There are over 10,000 additives that are allowed to be used in foods in the U.S. Of those, 43% are considered to be “Generally Recognized As Safe” or GRAS. So how do they decide which ones are safe?
The answer. The company manufacturing and selling the additive gets to decide which are safe. This all came about in a law from 1958 when Congress decided the food additive manufacturers could determine what was safe to put into food. At that time, this mostly covered ingredients such as oils, salt, rosemary, and vinegar. Unfortunately, the number of chemicals created and added to our foods has grown tremendously, but this law from 1958 is still being used.
Some of the GRAS additives that are included as being safe include BHA, BHT, MSG, Sodium Benzoate, Calcium Propionate and Propane.
In 1997 the FDA told the food additive manufacturers that they could decide if the new chemical additives they developed were safe and that they should let the FDA know, but they didn’t have to.
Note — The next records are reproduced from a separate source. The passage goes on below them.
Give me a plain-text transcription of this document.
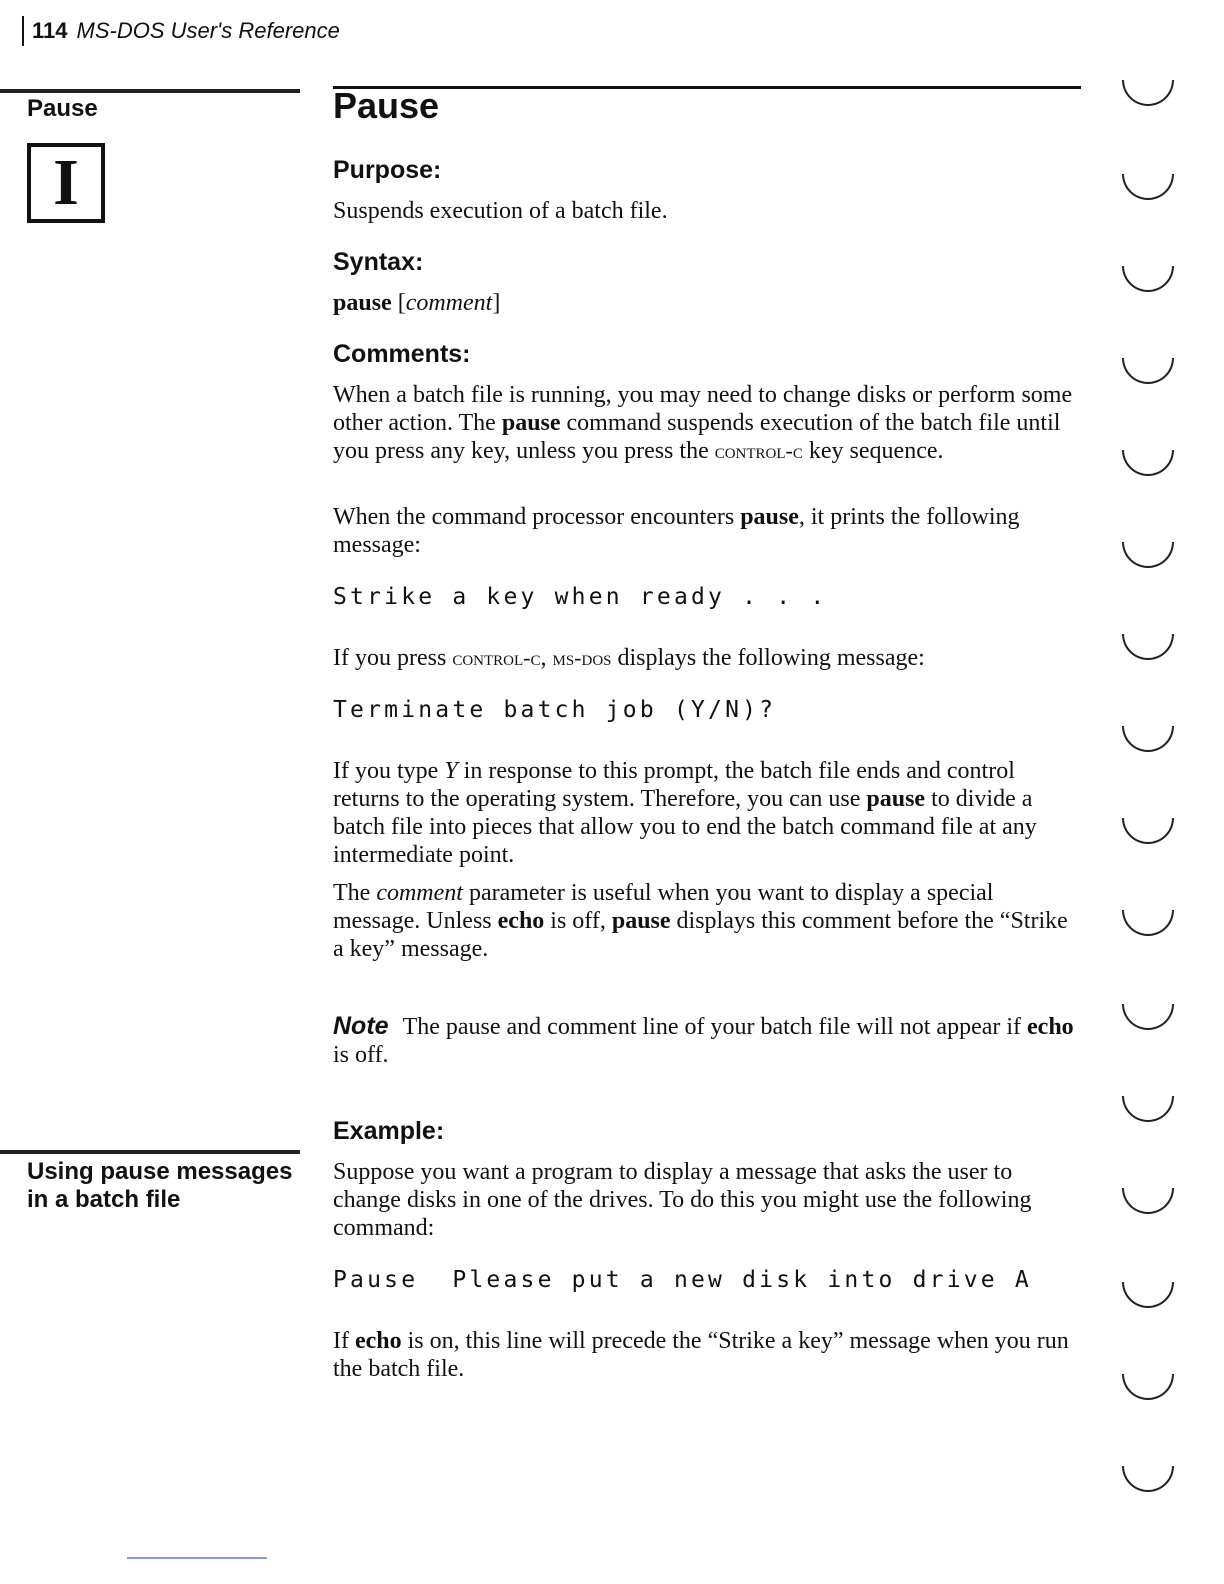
114 MS-DOS User's Reference
Pause
I
Using pause messages in a batch file
Pause
Purpose:
Suspends execution of a batch file.
Syntax:
pause [comment]
Comments:
When a batch file is running, you may need to change disks or perform some other action. The pause command suspends execution of the batch file until you press any key, unless you press the control-c key sequence.
When the command processor encounters pause, it prints the following message:
Strike a key when ready . . .
If you press control-c, ms-dos displays the following message:
Terminate batch job (Y/N)?
If you type Y in response to this prompt, the batch file ends and control returns to the operating system. Therefore, you can use pause to divide a batch file into pieces that allow you to end the batch command file at any intermediate point.
The comment parameter is useful when you want to display a special message. Unless echo is off, pause displays this comment before the “Strike a key” message.
Note The pause and comment line of your batch file will not appear if echo is off.
Example:
Suppose you want a program to display a message that asks the user to change disks in one of the drives. To do this you might use the following command:
Pause  Please put a new disk into drive A
If echo is on, this line will precede the “Strike a key” message when you run the batch file.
In a recent study published on August 7 in the journal JAMA Internal Medicine, researcher Thomas Neltner looked at how the food additive industry decides which products are GRAS. They found that about 1,000 new additives were never submitted to the FDA so they analyzed 451 voluntary notifications that were submitted between 1997 and 2010. The FDA makes a decision to call an additive GRAS by “a reasonable certainty in the minds of the competent scientists that the substance is not harmful under the intended conditions of use.” So, you ask. Who are those scientists? In the 451 cases investigated, it was found that:
- 22.4% of the safety assessments were made by an employee of the chemical manufacturer.
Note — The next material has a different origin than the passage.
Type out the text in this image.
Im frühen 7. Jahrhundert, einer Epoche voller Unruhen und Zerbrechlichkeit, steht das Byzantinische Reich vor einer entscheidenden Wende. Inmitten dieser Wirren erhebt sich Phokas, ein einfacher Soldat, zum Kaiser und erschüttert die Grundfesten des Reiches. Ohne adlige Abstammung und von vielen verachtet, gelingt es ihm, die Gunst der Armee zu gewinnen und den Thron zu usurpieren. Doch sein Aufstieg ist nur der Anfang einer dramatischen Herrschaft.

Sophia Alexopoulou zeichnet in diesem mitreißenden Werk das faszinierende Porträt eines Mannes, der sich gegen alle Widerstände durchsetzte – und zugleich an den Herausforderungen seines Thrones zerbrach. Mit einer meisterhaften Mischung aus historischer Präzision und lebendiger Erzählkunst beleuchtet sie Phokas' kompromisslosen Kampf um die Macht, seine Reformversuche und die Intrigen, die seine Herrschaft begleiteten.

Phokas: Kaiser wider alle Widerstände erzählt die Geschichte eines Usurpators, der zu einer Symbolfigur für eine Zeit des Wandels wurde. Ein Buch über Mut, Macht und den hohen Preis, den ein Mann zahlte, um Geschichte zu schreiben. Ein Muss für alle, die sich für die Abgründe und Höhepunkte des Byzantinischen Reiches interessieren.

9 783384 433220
- 13.3% were made by an employee of a consulting firm hired by the additive manufacturer.
- 64.3% were made by an expert panel that was hired by either the additive company or by their paid consultant.
The investigators also found that many of the same people who were hired on these panels had also been paid consultants for those additive industries.
As Thomas Neltner said “At least when you put a new chemical on the market, you have to notify the EPA. But there is no requirement that you notify the FDA when you make a new food additive.”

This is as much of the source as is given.